In early 2022, the Prime Minister issued Decision No. 01/2022/QD-TTg on the fields and facilities that emit greenhouse gases that must carry out a GHG inventory. According to the roadmap for the implementation of the inventory report, 1,192 facilities in 6 areas: Energy, transportation, construction, industrial processes, agro-forestry, land use, and waste will have to provide actionable data and relevant information for the 2022 GHG inventory before March 31, 2023. This is considered the first step for businesses if they want to be recognized for their results in reducing greenhouse gas emissions and protecting the environment. It is also an essential opening for Vietnam's Net Zero implementation plan so that businesses can self-assess their current emissions level, have an appropriate adjustment strategy, and will be the basis for the State to issue emission limits for each enterprise.

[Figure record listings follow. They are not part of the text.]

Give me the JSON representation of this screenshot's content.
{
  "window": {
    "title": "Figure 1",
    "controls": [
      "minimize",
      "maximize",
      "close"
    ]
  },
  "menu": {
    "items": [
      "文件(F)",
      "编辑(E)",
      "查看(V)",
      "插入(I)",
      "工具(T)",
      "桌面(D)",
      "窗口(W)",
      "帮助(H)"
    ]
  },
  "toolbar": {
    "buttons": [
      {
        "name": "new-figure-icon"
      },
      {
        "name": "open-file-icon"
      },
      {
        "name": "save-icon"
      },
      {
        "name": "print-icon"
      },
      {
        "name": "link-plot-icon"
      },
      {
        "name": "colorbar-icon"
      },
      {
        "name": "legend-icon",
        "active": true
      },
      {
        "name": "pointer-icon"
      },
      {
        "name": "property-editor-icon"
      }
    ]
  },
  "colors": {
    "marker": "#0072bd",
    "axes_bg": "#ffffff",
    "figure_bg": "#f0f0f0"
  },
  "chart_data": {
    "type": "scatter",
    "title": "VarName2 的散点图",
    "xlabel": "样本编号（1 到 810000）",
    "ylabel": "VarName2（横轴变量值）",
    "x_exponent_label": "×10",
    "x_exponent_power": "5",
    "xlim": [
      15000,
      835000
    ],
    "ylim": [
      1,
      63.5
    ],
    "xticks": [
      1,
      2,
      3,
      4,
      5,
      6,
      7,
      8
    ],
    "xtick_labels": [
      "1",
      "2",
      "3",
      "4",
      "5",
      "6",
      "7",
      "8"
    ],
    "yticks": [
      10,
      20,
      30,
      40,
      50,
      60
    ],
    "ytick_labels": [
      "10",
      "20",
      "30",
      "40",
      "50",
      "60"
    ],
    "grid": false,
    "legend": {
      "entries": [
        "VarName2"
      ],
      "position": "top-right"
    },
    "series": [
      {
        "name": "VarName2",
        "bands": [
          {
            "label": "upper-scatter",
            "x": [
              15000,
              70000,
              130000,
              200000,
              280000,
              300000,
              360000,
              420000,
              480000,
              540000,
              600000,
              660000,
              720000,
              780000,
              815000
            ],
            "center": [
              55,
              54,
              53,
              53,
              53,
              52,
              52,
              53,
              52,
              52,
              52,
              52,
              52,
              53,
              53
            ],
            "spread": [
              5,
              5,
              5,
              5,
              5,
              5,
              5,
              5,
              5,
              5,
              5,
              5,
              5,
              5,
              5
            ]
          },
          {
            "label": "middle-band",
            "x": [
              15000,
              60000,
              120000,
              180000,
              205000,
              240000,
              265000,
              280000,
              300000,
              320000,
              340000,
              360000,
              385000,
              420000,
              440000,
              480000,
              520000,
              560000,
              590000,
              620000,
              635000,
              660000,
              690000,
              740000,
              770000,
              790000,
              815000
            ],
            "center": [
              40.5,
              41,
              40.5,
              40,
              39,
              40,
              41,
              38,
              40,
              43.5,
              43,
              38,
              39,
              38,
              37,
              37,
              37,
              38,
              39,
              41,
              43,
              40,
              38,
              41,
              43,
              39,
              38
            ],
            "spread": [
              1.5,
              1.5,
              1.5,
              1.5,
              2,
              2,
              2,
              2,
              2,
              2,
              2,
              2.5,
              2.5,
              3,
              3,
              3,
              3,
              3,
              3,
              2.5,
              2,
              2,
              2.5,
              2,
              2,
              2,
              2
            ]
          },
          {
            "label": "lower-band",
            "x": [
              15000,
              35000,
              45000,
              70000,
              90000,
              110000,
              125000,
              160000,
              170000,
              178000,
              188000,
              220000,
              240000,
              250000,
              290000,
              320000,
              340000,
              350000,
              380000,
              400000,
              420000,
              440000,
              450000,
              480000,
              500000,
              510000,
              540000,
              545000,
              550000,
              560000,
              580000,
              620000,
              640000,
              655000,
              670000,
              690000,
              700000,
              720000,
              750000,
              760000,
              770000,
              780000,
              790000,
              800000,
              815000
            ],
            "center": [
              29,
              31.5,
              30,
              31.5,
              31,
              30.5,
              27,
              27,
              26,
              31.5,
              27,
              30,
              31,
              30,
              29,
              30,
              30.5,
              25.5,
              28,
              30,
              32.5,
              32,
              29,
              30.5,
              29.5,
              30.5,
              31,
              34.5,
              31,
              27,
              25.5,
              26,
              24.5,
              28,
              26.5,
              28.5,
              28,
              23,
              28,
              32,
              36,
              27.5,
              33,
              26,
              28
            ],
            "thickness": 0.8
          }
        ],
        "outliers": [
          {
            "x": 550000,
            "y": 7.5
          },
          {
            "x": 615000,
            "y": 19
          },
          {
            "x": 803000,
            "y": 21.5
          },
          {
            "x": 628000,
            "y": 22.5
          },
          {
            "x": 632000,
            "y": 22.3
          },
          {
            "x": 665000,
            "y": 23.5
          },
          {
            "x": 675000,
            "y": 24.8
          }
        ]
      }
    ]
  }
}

Vietnam is expected to pilot a carbon credit exchange operation in 2025 and officially operate from 2028 to connect and exchange domestic carbon credits with the regional carbon market and the world. Dr. Nguyen Van Minh (Department of Climate Change) said that carbon credits and emission quotas are two items of the carbon market. Carbon credits are obtained from corporate emissions reduction activities and are certified by credit issuance mechanisms. The State allocates greenhouse gas emission quotas to enterprises. When enterprises emit more than the threshold, they can buy more quotas issued by the State or from other subjects who are also granted quotas but do not use them all. That is the buyer-seller of the carbon market. Therefore, to enjoy the market's benefits, businesses need to actively learn the legal regulations on GHG emission reduction and the carbon market. In particular, it is necessary to strengthen the capacity of GHG inventory and implementation of GHG emission reduction activities, mechanism of exchange, and offset of carbon credits.